We have all seen them in contemporary cinematography, depicted on the mosaics of archaeological findings in the ancient world.
The Hoplite (etymologically deriving from la hopla, meaning a tool, or equipment.) Was the standard armed warrior of the Ancient Greek world from the 7th to the 4th-century B.C. War played an exceptionally important, but in the same sense dualistic character in Greek society. The Greek city-states and political entities waged war against each other in a competitive manner, in a healthy pursuit of domination and a demonstration of power, which eventually culminated in the Peloponnesian war (431–404) fought between the Corinthian and Peloponnesian alliances, both led by Sparta and Greece.
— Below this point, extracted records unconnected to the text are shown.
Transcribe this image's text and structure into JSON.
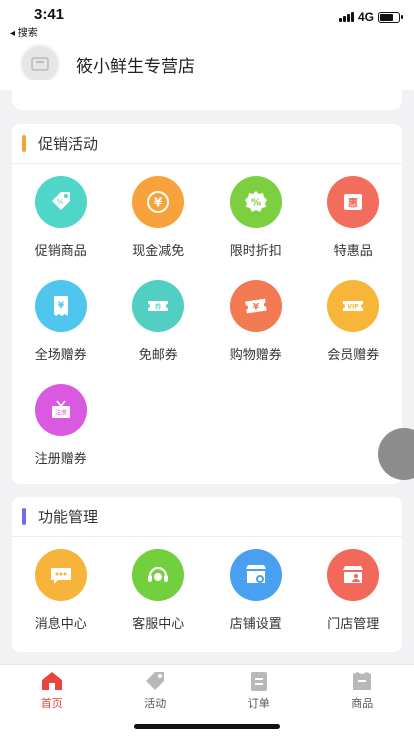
{
  "status_bar": {
    "time": "3:41",
    "back_label": "◂ 搜索",
    "network": "4G"
  },
  "header": {
    "store_name": "筱小鲜生专营店"
  },
  "promo": {
    "title": "促销活动",
    "accent_color": "#f0a43a",
    "items": [
      {
        "label": "促销商品",
        "icon": "tag-icon",
        "color": "#4fd6c8"
      },
      {
        "label": "现金减免",
        "icon": "yen-coin-icon",
        "color": "#f7a23b"
      },
      {
        "label": "限时折扣",
        "icon": "discount-icon",
        "color": "#7ccf3e"
      },
      {
        "label": "特惠品",
        "icon": "special-offer-icon",
        "color": "#f26d5b"
      },
      {
        "label": "全场赠券",
        "icon": "receipt-icon",
        "color": "#4fc6ee"
      },
      {
        "label": "免邮券",
        "icon": "free-shipping-ticket-icon",
        "color": "#52cfc3"
      },
      {
        "label": "购物赠券",
        "icon": "shopping-ticket-icon",
        "color": "#f27a52"
      },
      {
        "label": "会员赠券",
        "icon": "vip-ticket-icon",
        "color": "#f7b53a"
      },
      {
        "label": "注册赠券",
        "icon": "register-gift-icon",
        "color": "#d95ae0"
      }
    ]
  },
  "functions": {
    "title": "功能管理",
    "accent_color": "#6a6ee8",
    "items": [
      {
        "label": "消息中心",
        "icon": "message-icon",
        "color": "#f7b43a"
      },
      {
        "label": "客服中心",
        "icon": "customer-service-icon",
        "color": "#72cf3e"
      },
      {
        "label": "店铺设置",
        "icon": "store-settings-icon",
        "color": "#4aa0f0"
      },
      {
        "label": "门店管理",
        "icon": "store-manage-icon",
        "color": "#f2685b"
      }
    ]
  },
  "tabbar": {
    "active_color": "#e8453c",
    "items": [
      {
        "label": "首页",
        "icon": "home-icon"
      },
      {
        "label": "活动",
        "icon": "tag-icon"
      },
      {
        "label": "订单",
        "icon": "order-icon"
      },
      {
        "label": "商品",
        "icon": "product-icon"
      }
    ]
  }
}
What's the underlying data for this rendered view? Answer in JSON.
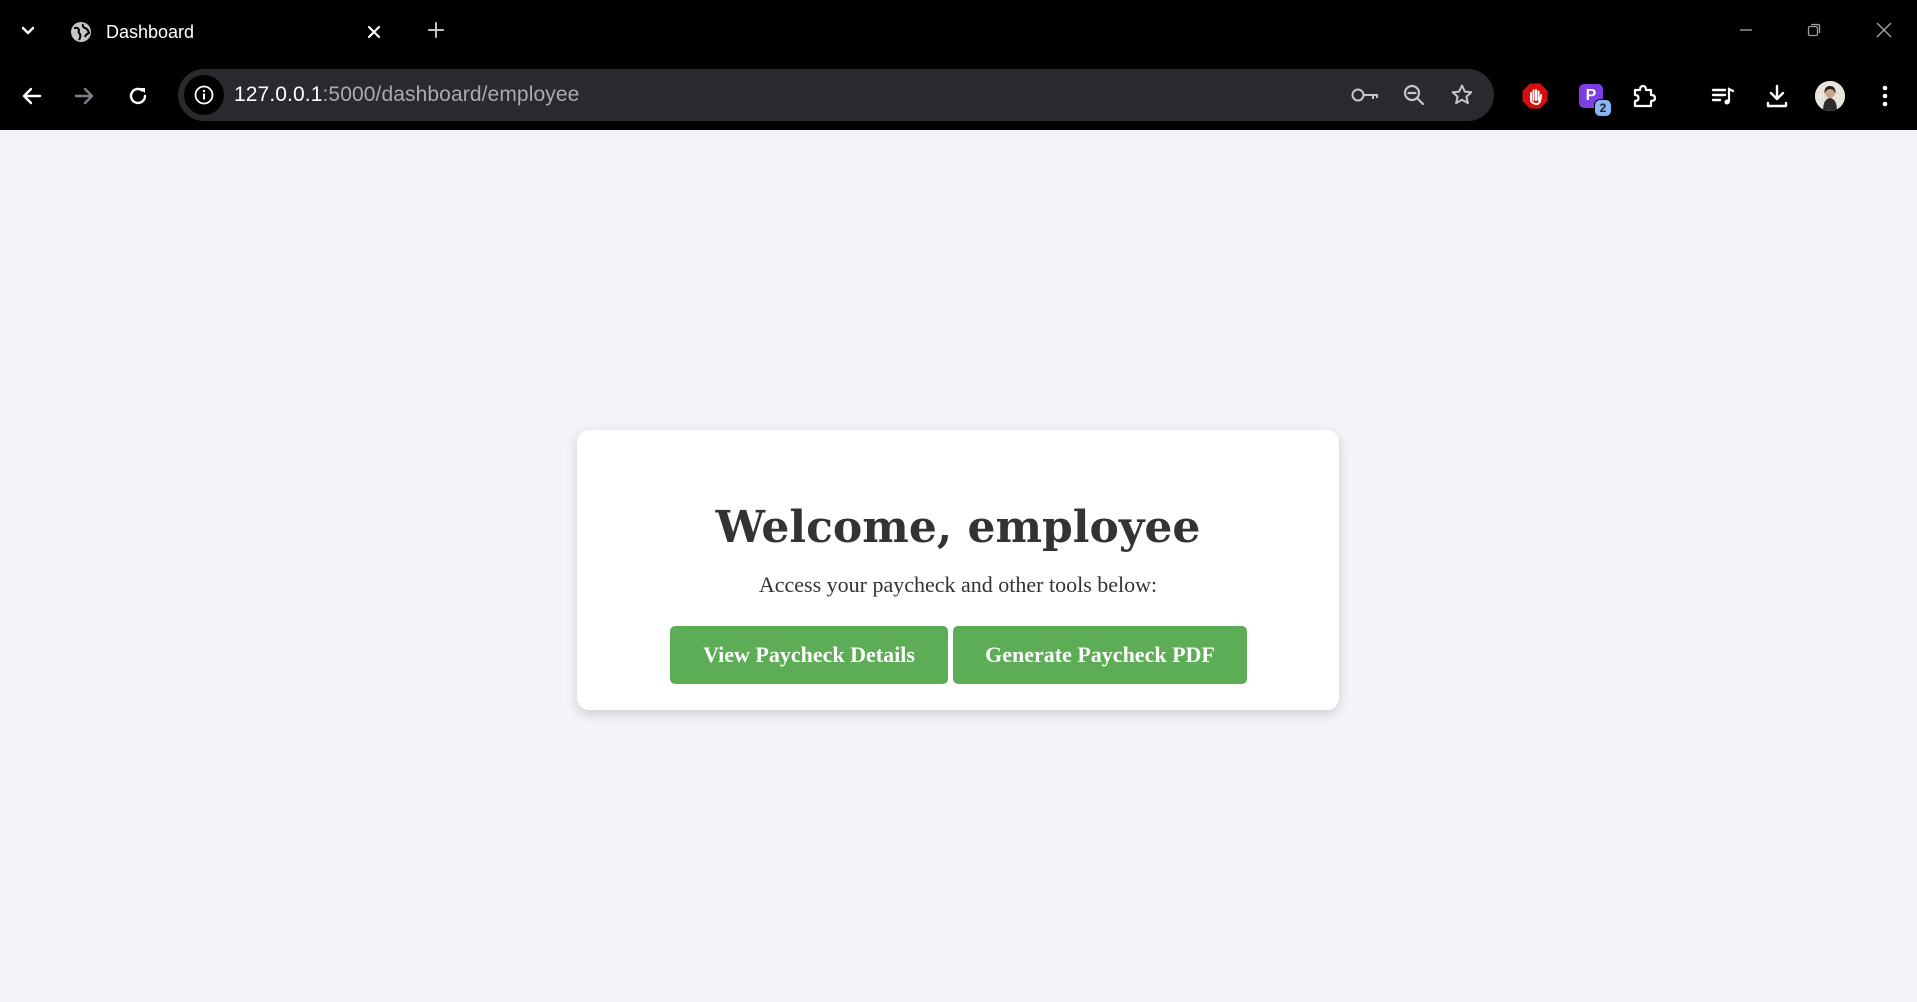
{
  "browser": {
    "tab": {
      "title": "Dashboard",
      "favicon": "globe-icon"
    },
    "address_bar": {
      "host": "127.0.0.1",
      "path": ":5000/dashboard/employee"
    },
    "extensions": {
      "p_extension_label": "P",
      "p_extension_badge": "2"
    },
    "icons": [
      "tab-list-icon",
      "globe-icon",
      "close-icon",
      "plus-icon",
      "minimize-icon",
      "restore-icon",
      "window-close-icon",
      "back-icon",
      "forward-icon",
      "reload-icon",
      "info-icon",
      "key-icon",
      "zoom-out-icon",
      "star-icon",
      "stop-hand-icon",
      "puzzle-icon",
      "media-queue-icon",
      "download-icon",
      "avatar",
      "menu-icon"
    ]
  },
  "page": {
    "background": "#f4f4f8",
    "card": {
      "heading": "Welcome, employee",
      "subtitle": "Access your paycheck and other tools below:",
      "buttons": {
        "view_paycheck": "View Paycheck Details",
        "generate_pdf": "Generate Paycheck PDF"
      },
      "button_color": "#5cad55"
    }
  }
}
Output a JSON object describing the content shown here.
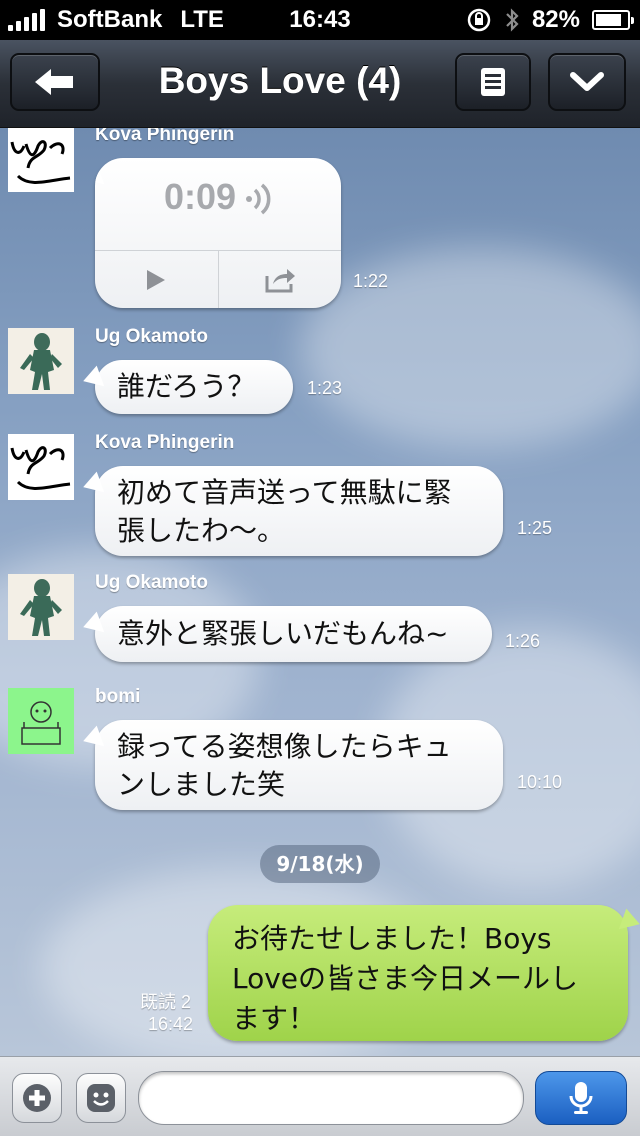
{
  "status": {
    "carrier": "SoftBank",
    "network": "LTE",
    "time": "16:43",
    "battery_text": "82%",
    "battery_level": 0.82
  },
  "nav": {
    "title": "Boys Love (4)",
    "back_icon": "back-arrow-icon",
    "menu_icon": "list-icon",
    "down_icon": "chevron-down-icon"
  },
  "messages": [
    {
      "sender": "Kova Phingerin",
      "type": "audio",
      "duration": "0:09",
      "time": "1:22"
    },
    {
      "sender": "Ug Okamoto",
      "text_lines": [
        "誰だろう？"
      ],
      "time": "1:23"
    },
    {
      "sender": "Kova Phingerin",
      "text_lines": [
        "初めて音声送って無駄に緊",
        "張したわ〜。"
      ],
      "time": "1:25"
    },
    {
      "sender": "Ug Okamoto",
      "text_lines": [
        "意外と緊張しいだもんね~"
      ],
      "time": "1:26"
    },
    {
      "sender": "bomi",
      "text_lines": [
        "録ってる姿想像したらキュ",
        "ンしました笑"
      ],
      "time": "10:10"
    }
  ],
  "date_separator": "9/18(水)",
  "my_message": {
    "text_lines": [
      "お待たせしました！Boys",
      "Loveの皆さま今日メールし",
      "ます！"
    ],
    "read_status": "既読 2",
    "time": "16:42"
  },
  "input": {
    "placeholder": "",
    "add_icon": "plus-icon",
    "sticker_icon": "smiley-icon",
    "mic_icon": "microphone-icon"
  }
}
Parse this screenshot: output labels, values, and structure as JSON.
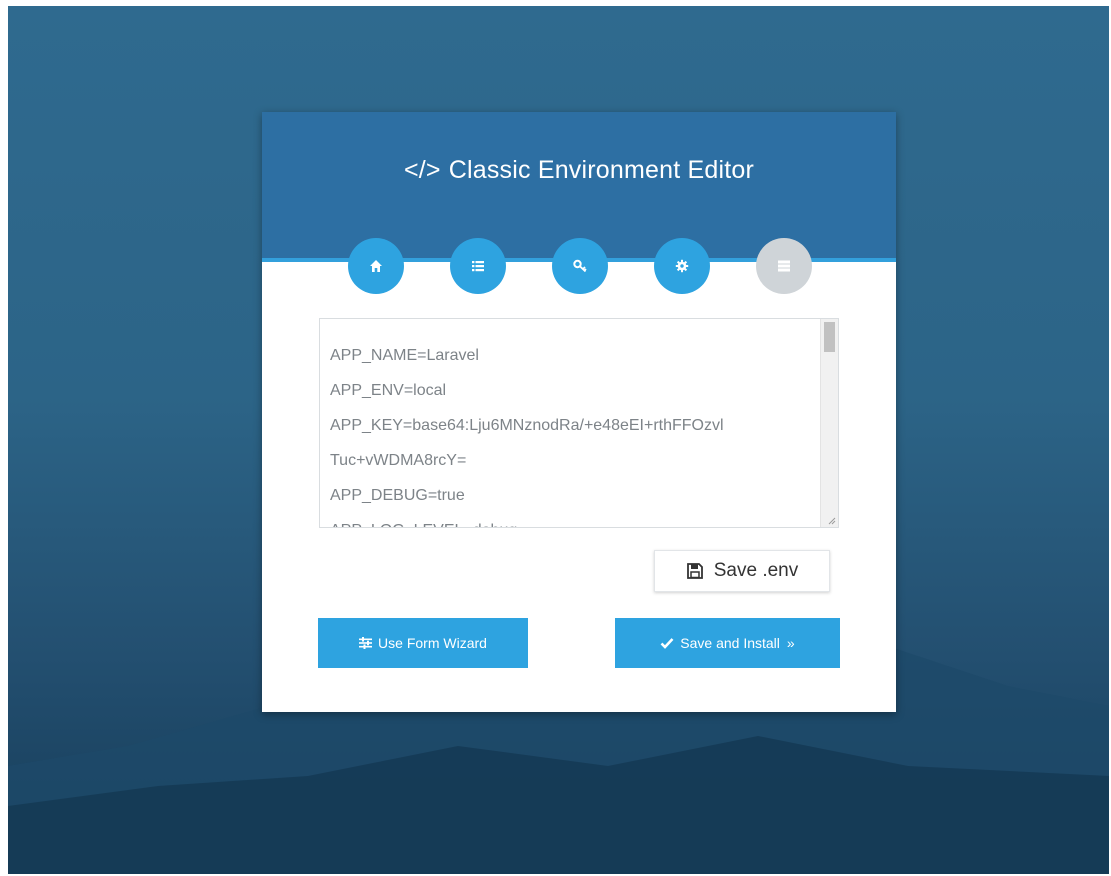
{
  "header": {
    "title_icon": "code-icon",
    "title_glyph": "</>",
    "title": "Classic Environment Editor"
  },
  "steps": [
    {
      "icon": "home-icon",
      "state": "active"
    },
    {
      "icon": "list-icon",
      "state": "active"
    },
    {
      "icon": "key-icon",
      "state": "active"
    },
    {
      "icon": "gear-icon",
      "state": "active"
    },
    {
      "icon": "server-icon",
      "state": "inactive"
    }
  ],
  "editor": {
    "lines": [
      "APP_NAME=Laravel",
      "APP_ENV=local",
      "APP_KEY=base64:Lju6MNznodRa/+e48eEI+rthFFOzvl",
      "Tuc+vWDMA8rcY=",
      "APP_DEBUG=true",
      "APP_LOG_LEVEL=debug"
    ]
  },
  "buttons": {
    "save_env": "Save .env",
    "use_form_wizard": "Use Form Wizard",
    "save_and_install": "Save and Install",
    "install_suffix": "»"
  },
  "colors": {
    "header_blue": "#2d6fa3",
    "accent_blue": "#2ea3e0",
    "inactive_step": "#cfd4d8",
    "background": "#2c6487"
  }
}
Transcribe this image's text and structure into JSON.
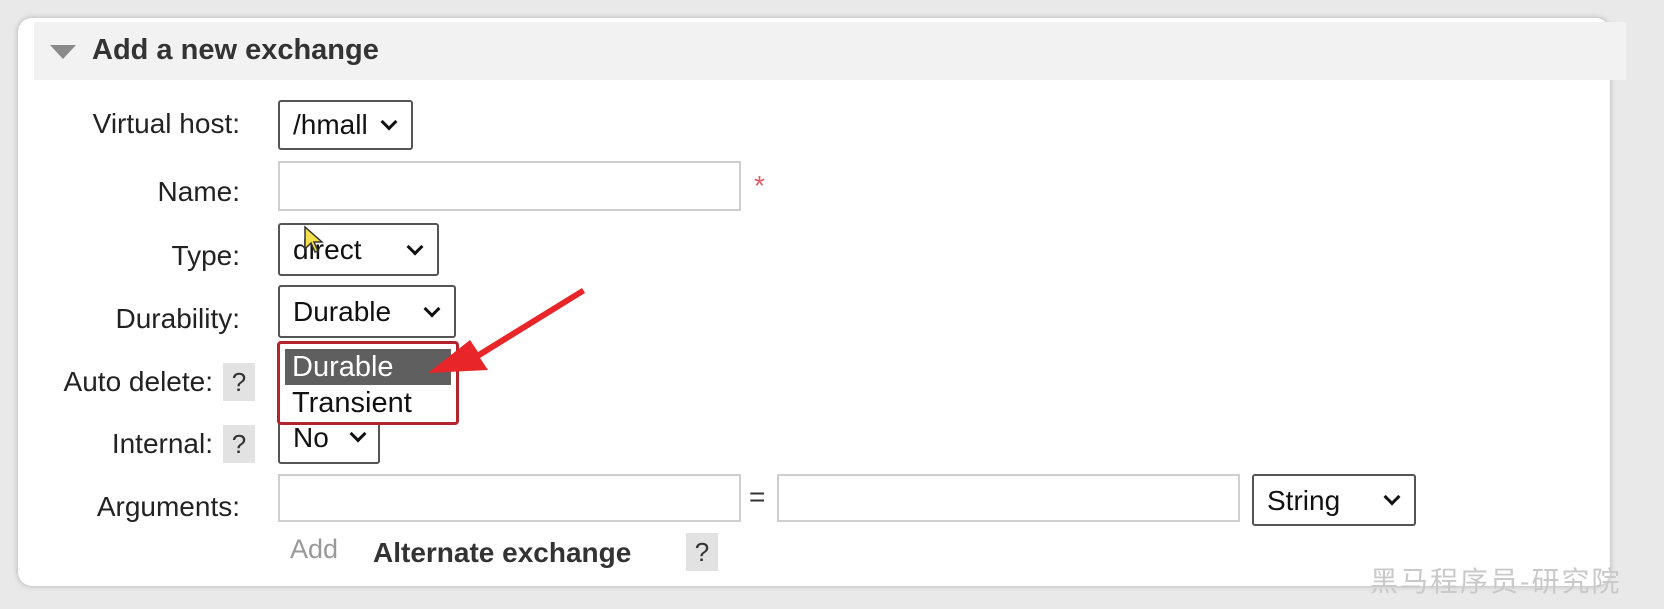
{
  "section": {
    "title": "Add a new exchange"
  },
  "form": {
    "virtual_host": {
      "label": "Virtual host:",
      "value": "/hmall"
    },
    "name": {
      "label": "Name:",
      "value": "",
      "required_mark": "*"
    },
    "type": {
      "label": "Type:",
      "value": "direct"
    },
    "durability": {
      "label": "Durability:",
      "value": "Durable",
      "options": [
        "Durable",
        "Transient"
      ],
      "highlighted_option": "Durable"
    },
    "auto_delete": {
      "label": "Auto delete:",
      "help": "?"
    },
    "internal": {
      "label": "Internal:",
      "help": "?",
      "value": "No"
    },
    "arguments": {
      "label": "Arguments:",
      "key_value": "",
      "equals": "=",
      "value": "",
      "type_value": "String"
    },
    "add_link": "Add",
    "alternate_exchange": {
      "label": "Alternate exchange",
      "help": "?"
    }
  },
  "watermark": "黑马程序员-研究院",
  "colors": {
    "dropdown_border": "#b3242f",
    "selected_option_bg": "#5f5f5f",
    "required_mark": "#e05a6a",
    "annotation_arrow": "#e8262a"
  }
}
There was also the war which was waged with the utmost hatred and annihilation against “Them, the non-Greeks”, the typical representation being the total war and the complete military and political unification of a big portion of the Greek city-states.
Thucydides gives a perfect exemplary summarize on the Greek perception of war in his treatise “History of the Peloponnesian War” :
“In practice, we always base our preparations against an enemy on the assumption that his plans are good; indeed, it is right to rest our hopes not on a belief in his blunders, but on the soundness of our provisions. Nor ought we to believe that there is much difference between man and man, but to think that the superiority lies with him who is reared in the severest school.”